This message was automatically generated.



> Misconfigured addition of peers leads to cluster shutdown.
> ----------------------------------------------------------
>
>                 Key: HBASE-22601
>                 URL: https://issues.apache.org/jira/browse/HBASE-22601
>             Project: HBase
>          Issue Type: Bug
>    Affects Versions: 1.3.2
>            Reporter: Rushabh S Shah
>            Assignee: Rushabh S Shah
>            Priority: Major
>
> Recently we added a peer to a production cluster which were in different kerberos realm.
> *Steps to reproduce:*
>  1. Add a misconfigured peer which is in different kerberos realm.
>  2. Remove that peer.
>  3. All region servers will start to crash.
> *RCA*
>  Enabled trace logging on one Region server for a short amount of time.
>  After adding peer, saw the following log lines.
> {noformat}
> 2019-06-18 22:19:20,949 INFO  [main-EventThread] replication.ReplicationTrackerZKImpl - /hbase/replication/peers znode expired, triggering peerListChanged event
> 2019-06-18 22:19:20,992 INFO  [main-EventThread] replication.ReplicationPeersZKImpl - Added new peer cluster=<dev-cluster-zookeeper>:/hbase
> 2019-06-18 22:19:21,113 INFO  [main-EventThread] zookeeper.RecoverableZooKeeper - Process identifier=hconnection-0x794a56d6 connecting to ZooKeeper ensemble=<dev-cluster-zookeeper>
> 2019-06-18 22:20:01,280 WARN  [main-EventThread] zookeeper.ZKUtil - hconnection-0x794a56d6-0x16b56265fbebb1b, quorum=<dev-cluster-zookeeper>, baseZNode=/hbase Unable to set watcher on znode (/hbase/hbaseid)
> org.apache.zookeeper.KeeperException$AuthFailedException: KeeperErrorCode = AuthFailed for /hbase/hbaseid
>         at org.apache.zookeeper.KeeperException.create(KeeperException.java:123)
>         at org.apache.zookeeper.KeeperException.create(KeeperException.java:51)
>         at org.apache.zookeeper.ZooKeeper.exists(ZooKeeper.java:1102)
>         at org.apache.hadoop.hbase.zookeeper.RecoverableZooKeeper.exists(RecoverableZooKeeper.java:220)

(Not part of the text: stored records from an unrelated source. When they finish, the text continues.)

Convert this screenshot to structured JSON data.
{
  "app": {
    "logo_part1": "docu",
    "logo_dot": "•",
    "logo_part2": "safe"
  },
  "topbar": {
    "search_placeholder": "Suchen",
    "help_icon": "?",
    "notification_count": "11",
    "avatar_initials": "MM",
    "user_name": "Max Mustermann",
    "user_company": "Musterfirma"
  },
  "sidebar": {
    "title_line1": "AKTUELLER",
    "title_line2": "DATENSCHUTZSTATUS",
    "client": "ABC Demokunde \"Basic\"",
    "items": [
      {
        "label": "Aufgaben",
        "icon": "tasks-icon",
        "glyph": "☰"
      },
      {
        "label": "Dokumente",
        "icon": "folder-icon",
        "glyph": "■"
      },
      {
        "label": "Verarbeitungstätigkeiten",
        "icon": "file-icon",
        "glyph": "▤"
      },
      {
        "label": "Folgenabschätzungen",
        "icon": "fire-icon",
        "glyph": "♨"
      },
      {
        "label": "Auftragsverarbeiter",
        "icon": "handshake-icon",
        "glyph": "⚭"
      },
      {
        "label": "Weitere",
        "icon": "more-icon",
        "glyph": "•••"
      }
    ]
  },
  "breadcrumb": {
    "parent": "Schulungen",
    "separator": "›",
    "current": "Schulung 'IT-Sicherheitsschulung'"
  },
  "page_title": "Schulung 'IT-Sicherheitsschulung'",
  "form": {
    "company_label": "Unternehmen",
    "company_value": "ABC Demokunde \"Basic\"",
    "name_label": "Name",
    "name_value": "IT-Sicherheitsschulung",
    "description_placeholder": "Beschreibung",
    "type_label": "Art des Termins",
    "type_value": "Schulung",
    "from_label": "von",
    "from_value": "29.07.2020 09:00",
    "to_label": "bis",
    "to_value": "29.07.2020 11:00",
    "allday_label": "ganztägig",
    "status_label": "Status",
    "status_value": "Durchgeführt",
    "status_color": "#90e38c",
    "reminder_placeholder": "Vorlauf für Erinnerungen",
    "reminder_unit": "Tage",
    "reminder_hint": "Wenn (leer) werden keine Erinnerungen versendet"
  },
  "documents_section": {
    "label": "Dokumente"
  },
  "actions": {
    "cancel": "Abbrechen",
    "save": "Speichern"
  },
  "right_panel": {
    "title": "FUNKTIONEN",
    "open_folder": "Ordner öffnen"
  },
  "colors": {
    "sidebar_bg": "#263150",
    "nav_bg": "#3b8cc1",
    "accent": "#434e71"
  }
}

>         at org.apache.hadoop.hbase.zookeeper.ZKUtil.checkExists(ZKUtil.java:421)
>         at org.apache.hadoop.hbase.zookeeper.ZKClusterId.readClusterIdZNode(ZKClusterId.java:65)
>         at org.apache.hadoop.hbase.client.ZooKeeperRegistry.getClusterId(ZooKeeperRegistry.java:105)
>         at org.apache.hadoop.hbase.client.ConnectionManager$HConnectionImplementation.retrieveClusterId(ConnectionManager.java:922)
>         at org.apache.hadoop.hbase.client.ConnectionManager$HConnectionImplementation.<init>(ConnectionManager.java:706)
>         at org.apache.hadoop.hbase.client.ConnectionManager$HConnectionImplementation.<init>(ConnectionManager.java:638)
>         at sun.reflect.NativeConstructorAccessorImpl.newInstance0(Native Method)
>         at sun.reflect.NativeConstructorAccessorImpl.newInstance(NativeConstructorAccessorImpl.java:62)
>         at sun.reflect.DelegatingConstructorAccessorImpl.newInstance(DelegatingConstructorAccessorImpl.java:45)
>         at java.lang.reflect.Constructor.newInstance(Constructor.java:423)
>         at org.apache.hadoop.hbase.client.ConnectionFactory.createConnection(ConnectionFactory.java:238)
>         at org.apache.hadoop.hbase.client.ConnectionManager.createConnection(ConnectionManager.java:432)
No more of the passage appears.